Martin Legassick (1940–2016) was a South African historian and Marxist activist. He died on 1 March 2016 after a battle with cancer. He was one of the central figures in the "revisionist" school of South African historiography that, drawing on Marxism, revolutionised the study of the social formation by highlighting the importance of political economy, class contradictions and imperialism. He was also a key figure in the independent left in South Africa from the 1970s, and a critic, from the left, of many of the analytical and strategic positions taken by the African National Congress and the South African Communist Party, as well as their understanding of South African history. The author of numerous books, mainly on the history of colonialism and capitalism, he collected many of his key political writings in the 2007 Towards Socialist Democracy.
Legassick was born in Edinburgh, Scotland. In 1947 he and his parents emigrated to South Africa. He attended the private Diocesan College in Cape Town. In 1960 he became a Rhodes Scholar at Balliol College, Oxford. He later completed his PhD at the University of California. He then worked at universities in the United Kingdom and Tanzania, where he became active in the ANC and the South African Congress of Trade Union (SACTU) in exile. Together with Giovanni Arrighi, John S. Saul and others he developed an influential politico-economic analysis focusing on the contradictions engendered by the proletarianisation and dispossession of the Southern African peasantry. According to Arrighi, "Martin Legassick and Harold Wolpe...maintained that South African Apartheid was primarily because the regime had to become more repressive of the African labour force because it was fully proletarianized, and could no longer subsidize capital accumulation as it had done in the past."

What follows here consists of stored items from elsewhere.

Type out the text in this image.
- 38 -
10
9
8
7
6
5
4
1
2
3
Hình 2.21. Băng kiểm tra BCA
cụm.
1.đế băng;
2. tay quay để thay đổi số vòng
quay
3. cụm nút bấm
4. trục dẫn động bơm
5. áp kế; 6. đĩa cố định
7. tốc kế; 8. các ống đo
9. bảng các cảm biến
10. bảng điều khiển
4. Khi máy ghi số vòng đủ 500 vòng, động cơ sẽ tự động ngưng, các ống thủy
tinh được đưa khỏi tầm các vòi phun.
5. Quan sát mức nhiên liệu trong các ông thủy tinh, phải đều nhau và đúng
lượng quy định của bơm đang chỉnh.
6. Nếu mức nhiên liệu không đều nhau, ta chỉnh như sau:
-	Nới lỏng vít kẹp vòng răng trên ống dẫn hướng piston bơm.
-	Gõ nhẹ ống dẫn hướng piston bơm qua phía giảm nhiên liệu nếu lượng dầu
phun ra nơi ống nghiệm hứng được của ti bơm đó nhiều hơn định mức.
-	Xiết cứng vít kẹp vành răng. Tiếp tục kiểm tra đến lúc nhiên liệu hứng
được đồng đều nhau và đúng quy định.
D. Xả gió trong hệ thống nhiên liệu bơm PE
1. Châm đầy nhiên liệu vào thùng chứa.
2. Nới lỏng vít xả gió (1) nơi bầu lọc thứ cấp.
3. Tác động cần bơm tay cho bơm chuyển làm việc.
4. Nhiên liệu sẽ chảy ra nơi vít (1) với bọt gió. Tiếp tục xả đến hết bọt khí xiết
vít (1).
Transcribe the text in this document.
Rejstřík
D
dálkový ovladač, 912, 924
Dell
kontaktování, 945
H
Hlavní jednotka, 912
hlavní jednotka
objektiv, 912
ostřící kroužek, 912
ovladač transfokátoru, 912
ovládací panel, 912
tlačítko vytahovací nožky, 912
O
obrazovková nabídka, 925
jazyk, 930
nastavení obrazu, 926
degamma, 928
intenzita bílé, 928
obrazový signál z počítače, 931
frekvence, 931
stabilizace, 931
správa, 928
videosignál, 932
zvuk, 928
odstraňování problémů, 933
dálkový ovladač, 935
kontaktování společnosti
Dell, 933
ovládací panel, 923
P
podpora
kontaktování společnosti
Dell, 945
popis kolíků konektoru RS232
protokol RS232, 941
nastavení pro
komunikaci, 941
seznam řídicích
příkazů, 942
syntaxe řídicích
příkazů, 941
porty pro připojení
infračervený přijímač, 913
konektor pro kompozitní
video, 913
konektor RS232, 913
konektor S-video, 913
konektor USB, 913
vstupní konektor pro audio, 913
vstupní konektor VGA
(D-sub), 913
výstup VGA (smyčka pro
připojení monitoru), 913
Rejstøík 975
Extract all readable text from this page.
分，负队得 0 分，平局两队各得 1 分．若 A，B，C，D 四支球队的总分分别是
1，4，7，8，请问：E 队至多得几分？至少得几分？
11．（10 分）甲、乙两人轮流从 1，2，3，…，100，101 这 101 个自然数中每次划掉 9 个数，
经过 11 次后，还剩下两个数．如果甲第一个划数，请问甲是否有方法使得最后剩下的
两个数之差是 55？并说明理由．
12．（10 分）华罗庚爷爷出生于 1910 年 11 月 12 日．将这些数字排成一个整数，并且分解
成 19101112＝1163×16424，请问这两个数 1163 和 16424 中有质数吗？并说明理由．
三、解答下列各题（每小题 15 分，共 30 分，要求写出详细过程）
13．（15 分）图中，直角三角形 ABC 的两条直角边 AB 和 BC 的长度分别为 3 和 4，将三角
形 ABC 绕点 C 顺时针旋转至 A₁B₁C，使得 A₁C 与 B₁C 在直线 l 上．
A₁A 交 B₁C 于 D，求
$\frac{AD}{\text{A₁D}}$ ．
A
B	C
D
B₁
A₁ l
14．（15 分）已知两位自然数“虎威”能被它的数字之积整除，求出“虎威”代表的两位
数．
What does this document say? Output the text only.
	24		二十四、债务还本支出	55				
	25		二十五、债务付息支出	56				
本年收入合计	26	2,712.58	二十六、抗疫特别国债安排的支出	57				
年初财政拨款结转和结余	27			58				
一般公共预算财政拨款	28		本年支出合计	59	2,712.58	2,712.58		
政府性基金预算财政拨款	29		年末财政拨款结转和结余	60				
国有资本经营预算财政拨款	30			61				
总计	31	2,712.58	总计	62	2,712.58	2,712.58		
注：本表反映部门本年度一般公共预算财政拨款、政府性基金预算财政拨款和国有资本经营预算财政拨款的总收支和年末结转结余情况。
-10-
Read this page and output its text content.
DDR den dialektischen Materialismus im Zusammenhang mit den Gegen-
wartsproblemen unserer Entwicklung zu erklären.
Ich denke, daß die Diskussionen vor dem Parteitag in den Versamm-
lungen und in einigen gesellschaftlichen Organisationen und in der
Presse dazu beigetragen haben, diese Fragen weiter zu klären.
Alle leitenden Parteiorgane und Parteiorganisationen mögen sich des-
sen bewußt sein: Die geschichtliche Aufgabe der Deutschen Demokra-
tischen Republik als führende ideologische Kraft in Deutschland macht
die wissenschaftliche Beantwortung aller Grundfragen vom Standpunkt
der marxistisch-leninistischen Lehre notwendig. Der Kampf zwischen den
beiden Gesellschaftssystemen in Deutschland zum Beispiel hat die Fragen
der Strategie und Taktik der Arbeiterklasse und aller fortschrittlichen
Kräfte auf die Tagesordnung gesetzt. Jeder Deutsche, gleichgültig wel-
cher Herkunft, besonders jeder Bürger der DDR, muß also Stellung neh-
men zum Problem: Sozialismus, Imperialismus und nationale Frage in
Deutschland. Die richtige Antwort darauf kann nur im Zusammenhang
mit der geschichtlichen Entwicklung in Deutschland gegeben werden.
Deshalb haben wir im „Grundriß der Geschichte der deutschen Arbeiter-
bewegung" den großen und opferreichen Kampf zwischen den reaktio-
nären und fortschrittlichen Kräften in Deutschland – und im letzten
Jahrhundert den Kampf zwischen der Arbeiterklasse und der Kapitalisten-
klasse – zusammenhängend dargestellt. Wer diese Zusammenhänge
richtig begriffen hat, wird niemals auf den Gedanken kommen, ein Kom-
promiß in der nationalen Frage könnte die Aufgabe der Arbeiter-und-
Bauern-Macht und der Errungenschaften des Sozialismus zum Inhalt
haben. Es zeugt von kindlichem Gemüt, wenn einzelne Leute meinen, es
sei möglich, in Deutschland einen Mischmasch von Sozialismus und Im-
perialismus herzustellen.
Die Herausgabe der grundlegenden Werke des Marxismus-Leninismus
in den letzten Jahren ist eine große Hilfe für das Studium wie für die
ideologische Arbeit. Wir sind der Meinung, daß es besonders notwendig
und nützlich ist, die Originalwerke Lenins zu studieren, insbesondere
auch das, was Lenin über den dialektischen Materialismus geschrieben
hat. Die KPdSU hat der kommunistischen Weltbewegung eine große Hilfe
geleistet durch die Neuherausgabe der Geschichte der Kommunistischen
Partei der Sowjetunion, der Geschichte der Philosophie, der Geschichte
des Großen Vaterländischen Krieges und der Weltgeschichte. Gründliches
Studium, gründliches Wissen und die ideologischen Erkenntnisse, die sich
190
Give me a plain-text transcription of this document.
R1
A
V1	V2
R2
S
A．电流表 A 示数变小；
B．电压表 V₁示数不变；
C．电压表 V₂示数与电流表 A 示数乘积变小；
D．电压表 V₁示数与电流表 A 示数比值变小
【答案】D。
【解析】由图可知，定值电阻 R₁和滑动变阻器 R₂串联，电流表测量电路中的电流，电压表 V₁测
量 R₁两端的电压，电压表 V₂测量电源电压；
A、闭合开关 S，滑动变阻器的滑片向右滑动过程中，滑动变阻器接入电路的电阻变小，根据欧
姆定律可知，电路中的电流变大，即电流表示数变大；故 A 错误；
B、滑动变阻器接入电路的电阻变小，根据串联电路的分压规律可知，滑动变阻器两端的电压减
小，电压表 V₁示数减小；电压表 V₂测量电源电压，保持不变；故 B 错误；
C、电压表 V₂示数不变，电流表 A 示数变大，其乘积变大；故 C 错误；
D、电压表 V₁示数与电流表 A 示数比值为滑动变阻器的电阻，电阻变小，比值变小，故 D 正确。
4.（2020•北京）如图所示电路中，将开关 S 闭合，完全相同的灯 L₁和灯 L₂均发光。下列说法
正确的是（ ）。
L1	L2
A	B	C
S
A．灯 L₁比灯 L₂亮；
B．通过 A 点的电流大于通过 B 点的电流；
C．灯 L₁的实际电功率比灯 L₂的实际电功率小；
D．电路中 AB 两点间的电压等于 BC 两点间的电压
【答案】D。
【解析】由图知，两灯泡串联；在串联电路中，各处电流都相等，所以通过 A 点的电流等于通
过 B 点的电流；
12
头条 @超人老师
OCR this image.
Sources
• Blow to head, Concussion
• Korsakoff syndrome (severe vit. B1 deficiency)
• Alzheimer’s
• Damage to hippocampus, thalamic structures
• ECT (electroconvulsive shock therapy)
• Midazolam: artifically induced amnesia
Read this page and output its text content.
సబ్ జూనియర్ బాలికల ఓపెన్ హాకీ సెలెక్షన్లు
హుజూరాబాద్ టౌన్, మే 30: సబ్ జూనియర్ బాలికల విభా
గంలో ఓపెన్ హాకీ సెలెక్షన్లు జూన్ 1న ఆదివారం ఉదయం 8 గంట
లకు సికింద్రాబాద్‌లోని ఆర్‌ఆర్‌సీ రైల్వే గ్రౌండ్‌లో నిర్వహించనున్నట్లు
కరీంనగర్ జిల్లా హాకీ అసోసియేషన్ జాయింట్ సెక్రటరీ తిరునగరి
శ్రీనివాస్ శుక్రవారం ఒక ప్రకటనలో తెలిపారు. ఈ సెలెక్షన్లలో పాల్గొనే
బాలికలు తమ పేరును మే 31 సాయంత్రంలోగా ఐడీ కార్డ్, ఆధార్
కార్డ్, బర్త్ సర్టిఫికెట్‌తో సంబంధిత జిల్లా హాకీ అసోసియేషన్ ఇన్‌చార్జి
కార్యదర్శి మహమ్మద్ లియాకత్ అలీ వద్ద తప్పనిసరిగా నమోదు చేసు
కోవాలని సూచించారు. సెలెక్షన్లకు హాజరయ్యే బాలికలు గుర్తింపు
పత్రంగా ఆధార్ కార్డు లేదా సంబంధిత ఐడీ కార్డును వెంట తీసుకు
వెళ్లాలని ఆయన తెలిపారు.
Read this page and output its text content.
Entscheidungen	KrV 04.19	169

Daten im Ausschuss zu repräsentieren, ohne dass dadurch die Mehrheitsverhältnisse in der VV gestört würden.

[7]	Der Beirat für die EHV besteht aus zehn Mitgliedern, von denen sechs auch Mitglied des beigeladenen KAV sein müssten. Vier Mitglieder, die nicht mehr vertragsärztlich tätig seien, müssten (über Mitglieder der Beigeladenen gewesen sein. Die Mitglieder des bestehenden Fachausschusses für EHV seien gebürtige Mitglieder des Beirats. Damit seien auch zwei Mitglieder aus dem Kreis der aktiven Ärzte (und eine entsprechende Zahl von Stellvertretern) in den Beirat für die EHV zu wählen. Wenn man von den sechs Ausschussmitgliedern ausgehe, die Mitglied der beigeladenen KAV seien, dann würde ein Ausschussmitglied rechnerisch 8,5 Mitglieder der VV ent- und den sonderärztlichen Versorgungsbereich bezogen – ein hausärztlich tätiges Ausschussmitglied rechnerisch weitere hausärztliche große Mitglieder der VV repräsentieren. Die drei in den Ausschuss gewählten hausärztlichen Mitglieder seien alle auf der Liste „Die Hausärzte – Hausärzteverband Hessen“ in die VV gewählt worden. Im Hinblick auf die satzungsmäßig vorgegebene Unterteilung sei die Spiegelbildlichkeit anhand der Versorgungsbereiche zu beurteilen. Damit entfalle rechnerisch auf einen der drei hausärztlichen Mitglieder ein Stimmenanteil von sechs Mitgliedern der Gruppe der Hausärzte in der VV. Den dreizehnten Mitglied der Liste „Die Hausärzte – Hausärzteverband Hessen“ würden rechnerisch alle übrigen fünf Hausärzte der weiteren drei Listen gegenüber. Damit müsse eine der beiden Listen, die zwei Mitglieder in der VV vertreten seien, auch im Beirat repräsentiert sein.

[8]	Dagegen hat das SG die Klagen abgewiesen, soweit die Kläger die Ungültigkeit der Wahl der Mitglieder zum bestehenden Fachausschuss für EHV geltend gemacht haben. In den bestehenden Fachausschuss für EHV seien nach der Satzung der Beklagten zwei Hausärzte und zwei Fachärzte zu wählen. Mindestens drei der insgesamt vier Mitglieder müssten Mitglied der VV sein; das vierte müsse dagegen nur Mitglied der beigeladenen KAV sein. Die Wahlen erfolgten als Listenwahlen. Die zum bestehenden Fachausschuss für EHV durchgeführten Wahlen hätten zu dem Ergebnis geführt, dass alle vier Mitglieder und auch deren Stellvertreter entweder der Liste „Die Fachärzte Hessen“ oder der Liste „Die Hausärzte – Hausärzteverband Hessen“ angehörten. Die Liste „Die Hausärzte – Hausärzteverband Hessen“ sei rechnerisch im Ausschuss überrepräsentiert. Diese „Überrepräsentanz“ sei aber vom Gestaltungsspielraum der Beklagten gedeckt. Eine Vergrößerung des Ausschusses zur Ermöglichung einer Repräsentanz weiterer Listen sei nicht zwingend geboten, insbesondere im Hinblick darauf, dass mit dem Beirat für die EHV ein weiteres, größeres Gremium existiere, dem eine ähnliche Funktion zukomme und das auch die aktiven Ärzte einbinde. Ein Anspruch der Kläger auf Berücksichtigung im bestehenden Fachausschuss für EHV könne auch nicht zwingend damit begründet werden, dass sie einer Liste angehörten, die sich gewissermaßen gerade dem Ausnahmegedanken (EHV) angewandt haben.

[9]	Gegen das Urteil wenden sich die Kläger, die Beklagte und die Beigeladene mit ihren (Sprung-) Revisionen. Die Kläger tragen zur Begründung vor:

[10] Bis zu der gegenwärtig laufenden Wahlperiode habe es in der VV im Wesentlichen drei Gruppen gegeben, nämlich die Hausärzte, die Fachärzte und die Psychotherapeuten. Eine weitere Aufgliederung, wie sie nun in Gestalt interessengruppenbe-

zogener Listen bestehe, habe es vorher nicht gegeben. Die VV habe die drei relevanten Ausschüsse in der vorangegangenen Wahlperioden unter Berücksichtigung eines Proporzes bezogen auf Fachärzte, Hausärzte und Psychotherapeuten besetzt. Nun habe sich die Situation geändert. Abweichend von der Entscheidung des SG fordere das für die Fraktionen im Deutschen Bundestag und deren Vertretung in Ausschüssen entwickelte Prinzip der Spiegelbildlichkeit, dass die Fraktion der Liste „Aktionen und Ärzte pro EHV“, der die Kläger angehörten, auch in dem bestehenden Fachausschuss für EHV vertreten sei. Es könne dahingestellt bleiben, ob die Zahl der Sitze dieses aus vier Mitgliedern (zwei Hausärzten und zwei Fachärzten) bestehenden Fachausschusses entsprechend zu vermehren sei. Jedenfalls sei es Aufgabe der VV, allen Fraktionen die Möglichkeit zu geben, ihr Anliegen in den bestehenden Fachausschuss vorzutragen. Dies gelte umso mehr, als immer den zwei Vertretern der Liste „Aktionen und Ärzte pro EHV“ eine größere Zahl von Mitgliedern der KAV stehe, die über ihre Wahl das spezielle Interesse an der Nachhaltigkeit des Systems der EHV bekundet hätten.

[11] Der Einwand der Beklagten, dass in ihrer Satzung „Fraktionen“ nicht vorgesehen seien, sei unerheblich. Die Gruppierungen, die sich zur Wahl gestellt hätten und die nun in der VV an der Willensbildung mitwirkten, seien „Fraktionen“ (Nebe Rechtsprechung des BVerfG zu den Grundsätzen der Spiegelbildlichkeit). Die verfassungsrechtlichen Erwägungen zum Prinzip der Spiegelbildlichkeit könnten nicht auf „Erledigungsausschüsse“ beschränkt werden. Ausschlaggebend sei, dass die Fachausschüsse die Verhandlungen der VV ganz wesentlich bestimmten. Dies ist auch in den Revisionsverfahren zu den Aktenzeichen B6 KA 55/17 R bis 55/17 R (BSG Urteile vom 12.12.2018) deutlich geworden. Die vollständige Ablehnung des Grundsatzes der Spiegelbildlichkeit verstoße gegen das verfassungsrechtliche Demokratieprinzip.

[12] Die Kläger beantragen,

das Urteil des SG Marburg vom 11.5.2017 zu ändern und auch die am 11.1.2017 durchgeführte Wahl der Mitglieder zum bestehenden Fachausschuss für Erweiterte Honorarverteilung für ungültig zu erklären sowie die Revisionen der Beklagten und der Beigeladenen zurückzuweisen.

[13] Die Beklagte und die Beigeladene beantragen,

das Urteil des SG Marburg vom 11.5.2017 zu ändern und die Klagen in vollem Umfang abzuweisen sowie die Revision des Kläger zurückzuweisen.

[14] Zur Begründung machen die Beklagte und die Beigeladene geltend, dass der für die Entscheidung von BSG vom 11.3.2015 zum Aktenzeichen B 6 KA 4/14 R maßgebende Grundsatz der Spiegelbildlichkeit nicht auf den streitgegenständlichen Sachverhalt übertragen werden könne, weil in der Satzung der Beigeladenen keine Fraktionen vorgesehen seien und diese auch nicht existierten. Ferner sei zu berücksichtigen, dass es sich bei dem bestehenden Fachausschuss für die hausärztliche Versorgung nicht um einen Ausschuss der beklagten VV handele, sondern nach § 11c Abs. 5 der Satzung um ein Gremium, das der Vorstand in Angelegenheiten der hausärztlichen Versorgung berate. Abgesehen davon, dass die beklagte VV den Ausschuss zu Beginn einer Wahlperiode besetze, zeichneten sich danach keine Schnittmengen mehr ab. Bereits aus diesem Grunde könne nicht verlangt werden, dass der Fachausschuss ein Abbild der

In the 1970s, Legassick became involved in the independent left. In 1979, together with Paula Ensor, Dave Hemson and Rob Petersen, he was suspended from the African National Congress for allegedly forming a faction. They were involved in the exiled African National Congress. They regarded their suspension as undemocratic and launched the Marxist Workers Tendency of the ANC. Legassick left academia in 1981 to become a full-time anti-apartheid activist, arguing for the transformation of the African National Congress into a revolutionary working class movement, and a socialist solution to South Africa's national and social questions. He was on the editorial committee of the MWT journal, Inqaba yaBasebenzi, and the MWT newspaper, Congress Militant. He was expelled by the ANC in 1985.